The power of a test describes the probability of making a correct decision given that the null hypothesis is false. Khan Academy has a great resource about power (link).
##
## difference of proportion power calculation for binomial distribution (arcsine transformation)
##
## h = 0.09436566
## n1 = 6789
## n2 = 5977
## sig.level = 0.01
## power = 0.9986228
## alternative = greater
##
## NOTE: different sample sizes
From the results above it can be seen that the power of this hypothesis test is \(\approx\) 100%. This means that the probability treatment A is \(\gt\) treatment B given that treatment A is actually \(\gt\) treatment B is practically 100%. We can be confident in our previous decision to reject the null hypothesis \(H_0\) in favor for the alternative hypothesis (\(H_1)\).
It’s also possible to visually inspect the power analysis and how power relates to sample size. Generally, the larger that sample size the greater the power will be, all else equal.
We can also visually analyze the hypothesis test via confidence intervals.
| Simultaneous 99% Confidence Interval | |||
|---|---|---|---|
| treatment | mean | lower | upper |
| A | 12.99% | 11.81% | 14.28% |
| B | 9.99% | 8.87% | 11.22% |
To construct 99% simultaneous confidence intervals the \(\alpha\) of 0.01 has to be adjusted to 0.005. The table above shows that the confidence intervals of the treatments above don’t overlap.
The plot above is based on the simultaneous CI table and it allows us to visually inspect how the treatments differ. Since the confidence interval for treatment A is to the left of that of the confidence interval for treatment B and the two confidence intervals don’t overlap, we can claim that treatment A is \(\gt\) treatment B.

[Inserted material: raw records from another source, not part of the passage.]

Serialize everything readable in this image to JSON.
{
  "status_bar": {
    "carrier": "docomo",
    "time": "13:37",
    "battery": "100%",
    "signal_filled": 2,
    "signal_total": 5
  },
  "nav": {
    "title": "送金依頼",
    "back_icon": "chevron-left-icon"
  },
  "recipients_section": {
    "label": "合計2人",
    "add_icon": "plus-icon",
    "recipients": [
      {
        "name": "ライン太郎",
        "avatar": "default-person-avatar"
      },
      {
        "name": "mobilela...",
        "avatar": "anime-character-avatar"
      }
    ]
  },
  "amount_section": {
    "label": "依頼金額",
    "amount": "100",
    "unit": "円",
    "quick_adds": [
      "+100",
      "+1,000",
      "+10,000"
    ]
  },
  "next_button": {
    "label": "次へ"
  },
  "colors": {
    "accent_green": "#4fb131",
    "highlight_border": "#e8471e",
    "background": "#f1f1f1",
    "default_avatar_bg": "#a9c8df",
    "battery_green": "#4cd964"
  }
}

When the response variable is categorical and the relationship between the response and a list of covariates is of interest, we turn our attention to a different analytic technique, the linear model:
This data was obtained from Alan Agresti’s An Introduction to Categorical Data Analysis (Agresti 2019). From the book, “… a survey that asked students in their final year of high school near Dayton, Ohio, whether they had ever used marijuana.”
| Example Data | |||
|---|---|---|---|
| Survey About Marijuana Use | |||
| race | gender | Marijuana Use | |
| yes | no | ||
| white | female | 420 | 620 |
| white | male | 483 | 579 |
| other | female | 25 | 55 |
| other | male | 32 | 62 |
This is an example of grouped data. The data can also be ungrouped, that is where each record/row would have race, gender, and a 1 or 0 for marijuana use.
In this example, both of the covariates are categorical. However, logistic regression can also handle numeric covariates as well. The logistic regression model has the form \(log(\frac{\pi(x)}{1-\pi(x)}) = \alpha + \beta_x\).
Below is the output of an analysis of how race and gender relate to marijuana use.
##
## Call:
## glm(formula = cbind(yes, no) ~ gender + race, family = binomial(),
## data = data_marijuana)
##
## Deviance Residuals:
## 1 2 3 4
## -0.04513 0.04402 0.17321 -0.15493
##
## Coefficients:
## Estimate Std. Error z value Pr(>|z|)
## (Intercept) -0.83035 0.16854 -4.927 8.37e-07 ***
## gendermale 0.20261 0.08519 2.378 0.01739 *
## racewhite 0.44374 0.16766 2.647 0.00813 **
## ---
## Signif. codes: 0 '***' 0.001 '**' 0.01 '*' 0.05 '.' 0.1 ' ' 1
##
## (Dispersion parameter for binomial family taken to be 1)
##
## Null deviance: 12.752784 on 3 degrees of freedom
## Residual deviance: 0.057982 on 1 degrees of freedom
## AIC: 30.414
##
## Number of Fisher Scoring iterations: 3
The model predicts that, on average:
Next is an analysis of whether gender or race have no effect on marijuana use.
## Analysis of Deviance Table (Type II tests)
##
## Response: cbind(yes, no)
## LR Chisq Df Pr(>Chisq)
## gender 5.6662 1 0.017295 *
## race 7.2770 1 0.006984 **
## ---
## Signif. codes: 0 '***' 0.001 '**' 0.01 '*' 0.05 '.' 0.1 ' ' 1
The probability that gender or race have no effect is low (\(\approx 0\)), thus the conclusion is that gender and race are related to marijuana use.